NATAL NO INTERIOR

Não faz muito tempo e o Natal era uma festa bem diferente. O povo era mais pobre e não tinha acesso a tantas inovações, portanto se virava como podia. Mas nem por isso deixava-se de celebrar a festa máxima do cristianismo.
Em Pirenópolis havia a tradição sagrada dos presépios. Cada qual organizava o seu de acordo com sua posses. Tinha presépio lindo e luxuoso, com bichinhos importados e confeccionados com louça fina ou mesmo materiais mais nobres. Mas via-se também uma grande quantidade de presépios populares, feitos pelos artesãos locais e ornados com simplicidade e criatividade. Presépio de rico possuía boa iluminação, com areia branquinha do rio das Almas e um Menino-Jesus deitado em berço ricamente ornado. Os dos pobres eram bem mais humildes, com os personagens de celulóide, Jesus deitado num cocho talhado a canivete, José e Maria toscamente dispostos ao seu lado.
No entanto, fosse rico ou pobre, os presépios sempre atraiam a população e recebiam oferendas ao final de cada novena. Sim, as pessoas se reuniam em torno daquela representação do nascimento de Jesus, oravam pedindo proteção para o ano que vem e se confraternizavam em harmonia e paz. Essas oferendas eram deixadas como doação ao dono da casa – uma fruta, um doce –, e muitos compravam azeite para alimentar os candeeiros que iluminavam o presépio dia e noite, do instante em que era montado até sua desmonte na festa dos reis-magos.
A noite de Natal era um instante para reflexão, oração e união. Vivia-se naquele clima de paz e contentamento, pois a data era evocativa a esses momentos espiritualmente elevados. Trocavam-se presentes, é verdade, mas nada de tão elevado valor e nem capaz de ofuscar o brilho principal da celebração. Não havia discussões ou brigas.
Na hora da ceia, os membros da família se reuniam em torno da mesa, felizes por mais um ano juntos e com saúde e paz. Serviam-se empadões assados em grandes formas de cobre, recheados com frango, batata, carne de porco, lingüiça, catolé e gueroba. Uma leitoa atravessava solenemente a grande mesa na varanda e aguardava que os mais velhos dela se servissem primeiro – questão de respeito.
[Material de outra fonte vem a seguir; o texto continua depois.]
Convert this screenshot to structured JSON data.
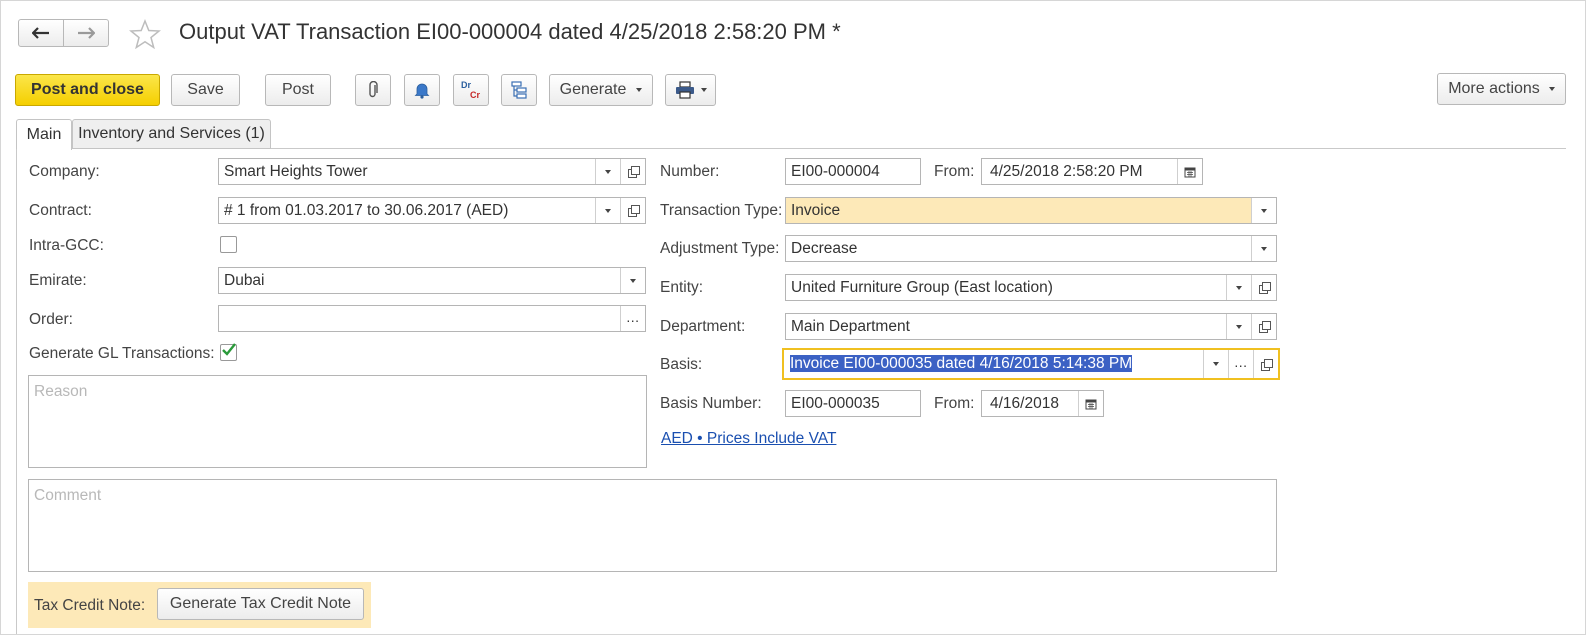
{
  "window": {
    "title": "Output VAT Transaction EI00-000004 dated 4/25/2018 2:58:20 PM *"
  },
  "toolbar": {
    "post_and_close": "Post and close",
    "save": "Save",
    "post": "Post",
    "dr_label": "Dr",
    "cr_label": "Cr",
    "generate": "Generate",
    "more_actions": "More actions"
  },
  "tabs": [
    {
      "label": "Main",
      "active": true
    },
    {
      "label": "Inventory and Services (1)",
      "active": false
    }
  ],
  "left": {
    "company_label": "Company:",
    "company_value": "Smart Heights Tower",
    "contract_label": "Contract:",
    "contract_value": "# 1 from 01.03.2017 to 30.06.2017 (AED)",
    "intra_gcc_label": "Intra-GCC:",
    "intra_gcc_checked": false,
    "emirate_label": "Emirate:",
    "emirate_value": "Dubai",
    "order_label": "Order:",
    "order_value": "",
    "gen_gl_label": "Generate GL Transactions:",
    "gen_gl_checked": true,
    "reason_placeholder": "Reason"
  },
  "right": {
    "number_label": "Number:",
    "number_value": "EI00-000004",
    "from_label": "From:",
    "from_value": "4/25/2018  2:58:20 PM",
    "transaction_type_label": "Transaction Type:",
    "transaction_type_value": "Invoice",
    "adjustment_type_label": "Adjustment Type:",
    "adjustment_type_value": "Decrease",
    "entity_label": "Entity:",
    "entity_value": "United Furniture Group (East location)",
    "department_label": "Department:",
    "department_value": "Main Department",
    "basis_label": "Basis:",
    "basis_value": "Invoice EI00-000035 dated 4/16/2018 5:14:38 PM",
    "basis_number_label": "Basis Number:",
    "basis_number_value": "EI00-000035",
    "basis_from_label": "From:",
    "basis_from_value": "4/16/2018",
    "currency_link": "AED • Prices Include VAT"
  },
  "comment_placeholder": "Comment",
  "tax_credit": {
    "label": "Tax Credit Note:",
    "button": "Generate Tax Credit Note"
  },
  "colors": {
    "primary_button": "#f5d400",
    "highlight_field": "#fde9b8",
    "focus_border": "#f0c020",
    "selection": "#3b61c4",
    "link": "#1a4fb0",
    "checkmark": "#2a9a3a"
  }
}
Acompanhamento era arroz bem soltinho e feijão de caldo grosso cozinhado toda uma noite ao borralho dum fogão a lenha, numa panela de barro.
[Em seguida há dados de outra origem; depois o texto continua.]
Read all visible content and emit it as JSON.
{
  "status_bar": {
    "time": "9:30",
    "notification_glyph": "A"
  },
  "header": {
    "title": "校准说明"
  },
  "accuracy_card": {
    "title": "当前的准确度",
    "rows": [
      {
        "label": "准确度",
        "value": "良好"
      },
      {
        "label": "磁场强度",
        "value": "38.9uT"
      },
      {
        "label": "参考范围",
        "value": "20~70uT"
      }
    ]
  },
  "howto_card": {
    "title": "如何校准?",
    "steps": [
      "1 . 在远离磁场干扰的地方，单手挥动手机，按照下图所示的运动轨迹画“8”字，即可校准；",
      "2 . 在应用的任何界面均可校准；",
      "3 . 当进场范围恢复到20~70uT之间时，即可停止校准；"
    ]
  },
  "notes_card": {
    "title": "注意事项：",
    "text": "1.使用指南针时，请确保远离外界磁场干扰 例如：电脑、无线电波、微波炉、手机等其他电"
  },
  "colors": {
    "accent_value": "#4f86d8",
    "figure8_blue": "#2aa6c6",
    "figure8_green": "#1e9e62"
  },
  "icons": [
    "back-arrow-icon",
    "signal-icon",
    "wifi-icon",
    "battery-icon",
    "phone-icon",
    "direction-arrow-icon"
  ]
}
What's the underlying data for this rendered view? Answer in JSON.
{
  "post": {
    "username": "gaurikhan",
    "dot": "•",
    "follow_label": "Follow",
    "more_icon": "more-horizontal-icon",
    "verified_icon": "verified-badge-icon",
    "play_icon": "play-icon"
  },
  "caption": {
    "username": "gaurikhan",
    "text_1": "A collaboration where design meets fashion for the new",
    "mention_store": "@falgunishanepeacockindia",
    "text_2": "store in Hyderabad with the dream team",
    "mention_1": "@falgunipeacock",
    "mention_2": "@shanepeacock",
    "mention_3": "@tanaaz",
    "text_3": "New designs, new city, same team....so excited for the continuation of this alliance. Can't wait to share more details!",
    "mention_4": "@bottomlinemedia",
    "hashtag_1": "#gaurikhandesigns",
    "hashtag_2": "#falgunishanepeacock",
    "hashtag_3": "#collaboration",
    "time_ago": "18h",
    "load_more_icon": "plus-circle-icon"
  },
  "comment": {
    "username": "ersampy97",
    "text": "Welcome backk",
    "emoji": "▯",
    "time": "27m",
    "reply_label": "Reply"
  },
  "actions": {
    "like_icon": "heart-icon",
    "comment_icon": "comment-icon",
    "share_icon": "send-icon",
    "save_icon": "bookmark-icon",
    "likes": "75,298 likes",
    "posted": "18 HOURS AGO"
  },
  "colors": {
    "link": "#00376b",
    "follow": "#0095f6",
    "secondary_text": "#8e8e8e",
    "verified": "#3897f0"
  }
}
Bebida alcoólica era vinho, tinto, encorpado, com borra no final do vasilhame. Geralmente comprava-se um garrafão inteiro e serviam-se em copos de massa de tomate, pois ninguém tinha taças chiques para usar.
Depois da farta ceia vinha a sobremesa. Era um desfile sem fim de doces e frutas temporãs ou exóticas. Serviam-se compotas as mais variadas, em vasilhames de cristal herdados dos antepassados: goiaba de rodelas em caldas, laranja da terra picadinha e mergulhada num caldo grosso, mamão desfiado ou ralado com pedacinhos de canela em lasca e bastante cravo. Os cristalizados faziam a festa da meninada: passas de caju, figo amarelado no açúcar mascavo, bananas secadas ao sol, e por aí vai.
Hoje meteram um tal de papai-noel na história! Até agora não entendo o que esse personagem faz no Natal, já que furta o brilho da mensagem de paz e confraternização trazido por Jesus. A meninada não visita mais presépios e nem se interessa pelas orações familiares, pois estão mais preocupados com os presentes importados da China, uns aparelhos barulhentos e que ninguém sabe ao certo como funciona plenamente. Na ceia introduziram a cerveja em excesso e um tal de faisão que, por ter vindo lá da Ásia, deve ter trazido consigo os tais brinquedos barulhentos. Come-se e bebe-se em exagero, conversam-se coisas desagradáveis, geralmente envolvendo a vida alheia, e tudo termina no dia seguinte em três palavras: ressaca, azia e arroto choco.
Que diferença do Natal de outrora no interior!